Most distant galaxy cluster
This image contains the most distant galaxy cluster, a discovery made using data from Nasa's Chandra X-ray Observatory and several other telescopes X-ray: Nasa/CXC/Université Paris/T.Wang et al; Infrared: ESO/UltraVISTA; Radio: ESO/NAOJ/NRAO/ALMA

A new record-breaking galaxy cluster has been discovered 11.1 billion light years away from Earth, making it the most distant ever to be identified.

The galaxy cluster – the largest structures in the Universe, comprising multiple galaxies held together by gravity – is named CL J1001+0220 (or CL J1001 for short) and was spotted using Nasa's Chandra X-ray Observatory and other telescopes. Interestingly, the cluster was captured soon after its birth, a brief but important stage in cluster evolution that has never been observed before.

Because it is so distant, scientists observed the cluster as it was 11.1 billion years ago – the time it takes for its light to reach Earth – meaning it formed just over two-and-a-half billion years after the Big Bang, making it the youngest cluster – at the time of observation – found to date. Its discovery, pushes back the formation time of galaxy clusters by around 700 million years.

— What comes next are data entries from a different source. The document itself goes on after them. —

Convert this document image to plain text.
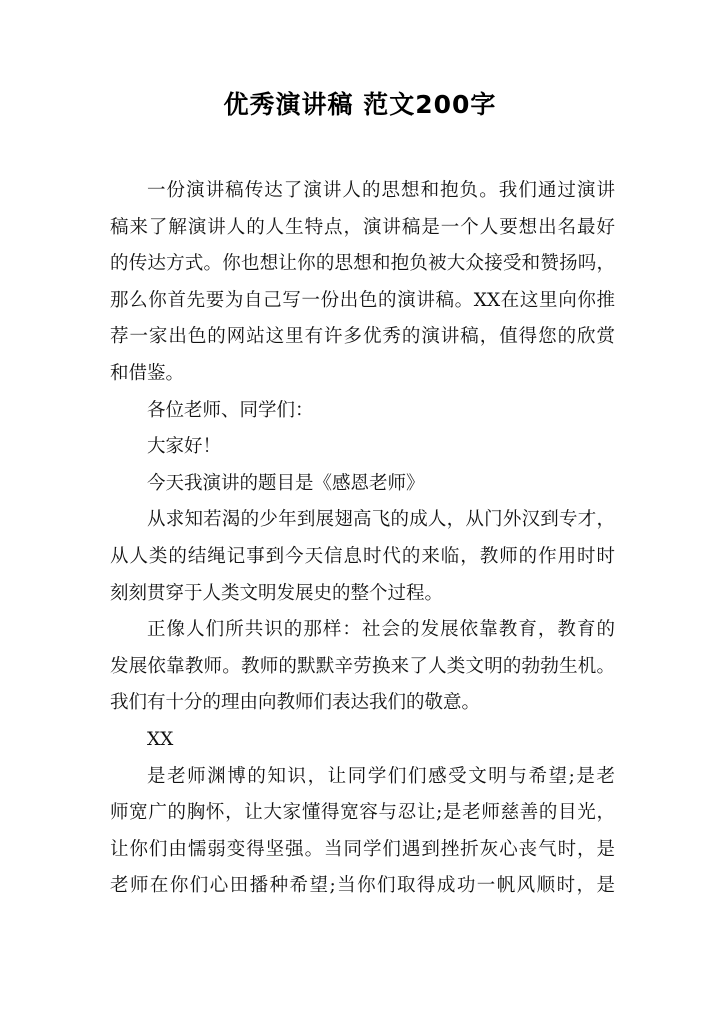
优秀演讲稿 范文200字
一份演讲稿传达了演讲人的思想和抱负。我们通过演讲
稿来了解演讲人的人生特点，演讲稿是一个人要想出名最好
的传达方式。你也想让你的思想和抱负被大众接受和赞扬吗，
那么你首先要为自己写一份出色的演讲稿。XX在这里向你推
荐一家出色的网站这里有许多优秀的演讲稿，值得您的欣赏
和借鉴。
各位老师、同学们：
大家好！
今天我演讲的题目是《感恩老师》
从求知若渴的少年到展翅高飞的成人，从门外汉到专才，
从人类的结绳记事到今天信息时代的来临，教师的作用时时
刻刻贯穿于人类文明发展史的整个过程。
正像人们所共识的那样：社会的发展依靠教育，教育的
发展依靠教师。教师的默默辛劳换来了人类文明的勃勃生机。
我们有十分的理由向教师们表达我们的敬意。
XX
是老师渊博的知识，让同学们们感受文明与希望;是老
师宽广的胸怀，让大家懂得宽容与忍让;是老师慈善的目光，
让你们由懦弱变得坚强。当同学们遇到挫折灰心丧气时，是
老师在你们心田播种希望;当你们取得成功一帆风顺时，是
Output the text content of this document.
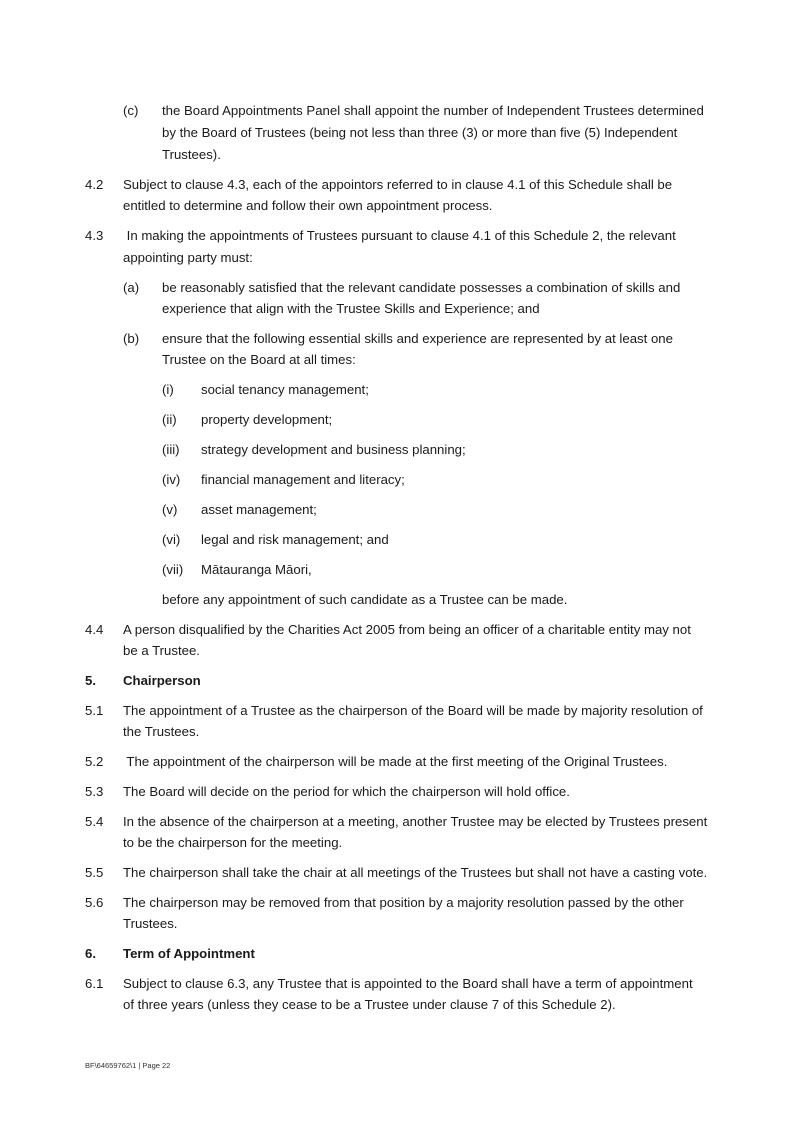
(c) the Board Appointments Panel shall appoint the number of Independent Trustees determined
by the Board of Trustees (being not less than three (3) or more than five (5) Independent
Trustees).
4.2 Subject to clause 4.3, each of the appointors referred to in clause 4.1 of this Schedule shall be
entitled to determine and follow their own appointment process.
4.3 In making the appointments of Trustees pursuant to clause 4.1 of this Schedule 2, the relevant
appointing party must:
(a) be reasonably satisfied that the relevant candidate possesses a combination of skills and
experience that align with the Trustee Skills and Experience; and
(b) ensure that the following essential skills and experience are represented by at least one
Trustee on the Board at all times:
(i) social tenancy management;
(ii) property development;
(iii) strategy development and business planning;
(iv) financial management and literacy;
(v) asset management;
(vi) legal and risk management; and
(vii) Mātauranga Māori,
before any appointment of such candidate as a Trustee can be made.
4.4 A person disqualified by the Charities Act 2005 from being an officer of a charitable entity may not
be a Trustee.
5. Chairperson
5.1 The appointment of a Trustee as the chairperson of the Board will be made by majority resolution of
the Trustees.
5.2 The appointment of the chairperson will be made at the first meeting of the Original Trustees.
5.3 The Board will decide on the period for which the chairperson will hold office.
5.4 In the absence of the chairperson at a meeting, another Trustee may be elected by Trustees present
to be the chairperson for the meeting.
5.5 The chairperson shall take the chair at all meetings of the Trustees but shall not have a casting vote.
5.6 The chairperson may be removed from that position by a majority resolution passed by the other
Trustees.
6. Term of Appointment
6.1 Subject to clause 6.3, any Trustee that is appointed to the Board shall have a term of appointment
of three years (unless they cease to be a Trustee under clause 7 of this Schedule 2).
BF\64659762\1 | Page 22
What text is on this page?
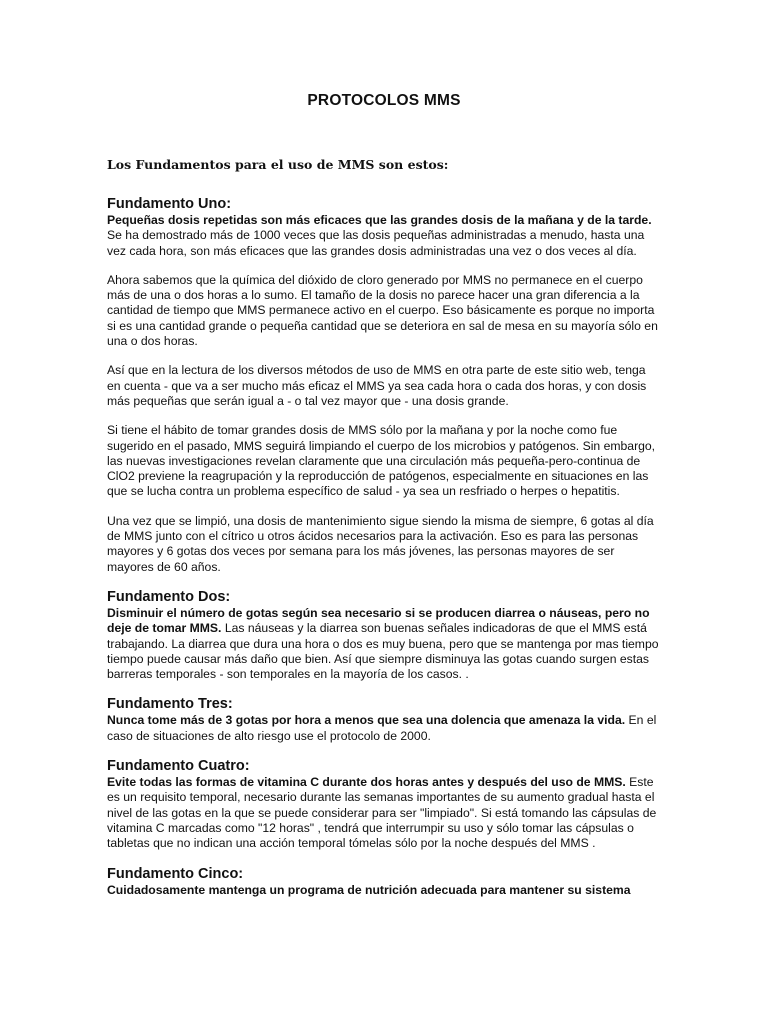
PROTOCOLOS MMS
Los Fundamentos para el uso de MMS son estos:

Fundamento Uno:

Pequeñas dosis repetidas son más eficaces que las grandes dosis de la mañana y de la tarde. Se ha demostrado más de 1000 veces que las dosis pequeñas administradas a menudo, hasta una vez cada hora, son más eficaces que las grandes dosis administradas una vez o dos veces al día.

Ahora sabemos que la química del dióxido de cloro generado por MMS no permanece en el cuerpo más de una o dos horas a lo sumo. El tamaño de la dosis no parece hacer una gran diferencia a la cantidad de tiempo que MMS permanece activo en el cuerpo. Eso básicamente es porque no importa si es una cantidad grande o pequeña cantidad que se deteriora en sal de mesa en su mayoría sólo en una o dos horas.

Así que en la lectura de los diversos métodos de uso de MMS en otra parte de este sitio web, tenga en cuenta - que va a ser mucho más eficaz el MMS ya sea cada hora o cada dos horas, y con dosis más pequeñas que serán igual a - o tal vez mayor que - una dosis grande.

Si tiene el hábito de tomar grandes dosis de MMS sólo por la mañana y por la noche como fue sugerido en el pasado, MMS seguirá limpiando el cuerpo de los microbios y patógenos. Sin embargo, las nuevas investigaciones revelan claramente que una circulación más pequeña-pero-continua de ClO2 previene la reagrupación y la reproducción de patógenos, especialmente en situaciones en las que se lucha contra un problema específico de salud - ya sea un resfriado o herpes o hepatitis.

Una vez que se limpió, una dosis de mantenimiento sigue siendo la misma de siempre, 6 gotas al día de MMS junto con el cítrico u otros ácidos necesarios para la activación. Eso es para las personas mayores y 6 gotas dos veces por semana para los más jóvenes, las personas mayores de ser mayores de 60 años.

Fundamento Dos:

Disminuir el número de gotas según sea necesario si se producen diarrea o náuseas, pero no deje de tomar MMS. Las náuseas y la diarrea son buenas señales indicadoras de que el MMS está trabajando. La diarrea que dura una hora o dos es muy buena, pero que se mantenga por mas tiempo tiempo puede causar más daño que bien. Así que siempre disminuya las gotas cuando surgen estas barreras temporales - son temporales en la mayoría de los casos. .

Fundamento Tres:

Nunca tome más de 3 gotas por hora a menos que sea una dolencia que amenaza la vida. En el caso de situaciones de alto riesgo use el protocolo de 2000.

Fundamento Cuatro:

Evite todas las formas de vitamina C durante dos horas antes y después del uso de MMS. Este es un requisito temporal, necesario durante las semanas importantes de su aumento gradual hasta el nivel de las gotas en la que se puede considerar para ser "limpiado". Si está tomando las cápsulas de vitamina C marcadas como "12 horas" , tendrá que interrumpir su uso y sólo tomar las cápsulas o tabletas que no indican una acción temporal tómelas sólo por la noche después del MMS .

Fundamento Cinco:

Cuidadosamente mantenga un programa de nutrición adecuada para mantener su sistema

"This galaxy cluster isn't just remarkable for its distance, it's also going through an amazing growth spurt unlike any we've ever seen," said Tao Wang, leader of the study.

At the core of the cluster are 11 massive galaxies, nine of which are experiencing an impressive boom in new star birth. In this region, it is estimated that the rate is equivalent to 3,000 suns forming every year, a remarkably high value for a galaxy cluster as distant as CL J1001.

"It appears that we have captured this galaxy cluster at a critical stage just as it has shifted from a loose collection of galaxies into a young, but fully formed galaxy cluster," said a co-author of the study, David Elbaz.

Previously, only these loose collections of galaxies – known as protoclusters – had been observed at greater distances than CL J1001.

The results suggest that elliptical galaxies – galaxies that appear elliptical in shape – in galaxy clusters such as CL J1001 may form their stars during shorter and more violent outbursts than elliptical galaxies that are outside clusters. Also, the new finding suggests that much of the star formation in these galaxies happens after the galaxies fall into the cluster, not before.

"We think we're going to learn a lot about the formation of clusters and the galaxies they contain by studying this object," said co-author Alexis Finoguenov of the University of Helsinki in Finland, "and we're going to be searching hard for other examples".